No sólo por el disenso, válido, genuino, necesario en ciertos casos, sino por el modo de expresión de esa discrepancia, que tantísimos expresan con fundamento y respeto. No hay problemas con ellos, que piensan distinto a uno y bienvenido sea. El problema, son aquellos y aquella que mientras escribo con preocupación y con tristeza, sé que andan ilusionados, contentos, entusiasmados. Y eso los vuelve detestables para uno que arrastra un sentimiento de pesar por estos momentos.

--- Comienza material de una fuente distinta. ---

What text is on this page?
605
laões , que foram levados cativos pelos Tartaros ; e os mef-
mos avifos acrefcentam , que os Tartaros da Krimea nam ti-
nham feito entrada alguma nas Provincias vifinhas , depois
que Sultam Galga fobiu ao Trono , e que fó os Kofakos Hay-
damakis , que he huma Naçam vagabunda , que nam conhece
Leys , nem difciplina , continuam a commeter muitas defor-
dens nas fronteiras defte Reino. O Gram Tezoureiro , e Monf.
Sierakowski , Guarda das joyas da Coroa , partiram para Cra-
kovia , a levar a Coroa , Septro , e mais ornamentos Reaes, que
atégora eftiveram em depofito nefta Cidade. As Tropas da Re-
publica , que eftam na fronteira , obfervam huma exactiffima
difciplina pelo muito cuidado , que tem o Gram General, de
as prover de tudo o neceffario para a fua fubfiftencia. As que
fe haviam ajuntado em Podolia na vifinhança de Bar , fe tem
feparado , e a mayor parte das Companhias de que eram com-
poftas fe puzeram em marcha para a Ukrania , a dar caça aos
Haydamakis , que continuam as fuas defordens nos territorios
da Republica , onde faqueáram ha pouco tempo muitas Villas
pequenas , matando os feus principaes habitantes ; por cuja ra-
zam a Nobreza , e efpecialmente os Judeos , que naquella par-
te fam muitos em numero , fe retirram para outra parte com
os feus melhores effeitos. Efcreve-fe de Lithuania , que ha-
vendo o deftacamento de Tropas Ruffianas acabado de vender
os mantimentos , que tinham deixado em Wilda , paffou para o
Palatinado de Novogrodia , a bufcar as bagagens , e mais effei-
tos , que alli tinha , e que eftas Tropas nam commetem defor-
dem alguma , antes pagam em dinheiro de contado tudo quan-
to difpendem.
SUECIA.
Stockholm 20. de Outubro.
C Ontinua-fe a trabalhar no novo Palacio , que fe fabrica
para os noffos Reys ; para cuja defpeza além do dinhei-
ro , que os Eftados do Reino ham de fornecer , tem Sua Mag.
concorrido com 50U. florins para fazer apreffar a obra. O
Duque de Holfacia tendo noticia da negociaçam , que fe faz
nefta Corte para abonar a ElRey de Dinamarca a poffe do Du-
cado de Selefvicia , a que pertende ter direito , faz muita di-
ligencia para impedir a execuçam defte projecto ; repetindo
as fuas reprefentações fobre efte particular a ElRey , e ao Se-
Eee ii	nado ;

Desde que me enteré de esta noticia tan dura, hablé con muy poca gente, Cecilia Mendoza  entre ellas. Es una de las personas que uno quiere y respeta: coincide con uno, pero discrepa con cierta adhesión a la señora enferma porque, conociendo la procedencia partidaria de uno, propone, en todo caso, una adhesión menos enfática. Que rescata cosas importantes, que adhiere, a veces; siempre a partir de una mirada crítica.

Anda tan preocupada como yo. Me hizo saber esa preocupación y se preguntó por qué siempre depende todo en nuestra historia de una persona, de la salud, de la supervivencia, del designio de una persona.

Habiéndolo pensado, coincido con Cecilia y me convenzo de que así es. Que no hubiera sido todo como lo fue sin Néstor Kirchner no hubiese sido electo de 2003, o su esposa no lo hubiese sucedido en 2007 y se la hubiera reelegido en 2011.

Que la impronta de ambos decide el momento que se vive y que la expresión de lo que ellos forjaron (que no nació del capricho o para satisfacer sus deseos íntimos) respondió a una tradición ideológica, política muy clara y por ello ha concitado el apoyo de millones. Y el rechazo visceral de otros tantos.

En definitiva, Simón Bolívar acertó cuando esbozaba constituciones con presidentes que tuvieran potestades monárquicas, porque por este pago la mano siempre vino así. Y quizás corresponda que así sea; que no dé lo mismo que gobierne uno o el otro; que no suceda el bochorno de los Estados Unidos, donde se han permitido un presidente proveniente de una minoría, para que todo sea lo mismo, adentro y afuera. O lo que sucede en Europa, en España, particularmente, donde el socialismo le limpió el terreno a los populares para que los dos (con cierto matiz intrascendente) hagan lo mismo.

Por todo eso es que, debo andar más triste que otros tantos domingos, a esta hora, cuando sé que tengo que volver a San Juan, dejado atrás un fin de semana que me resultó especialmente breve.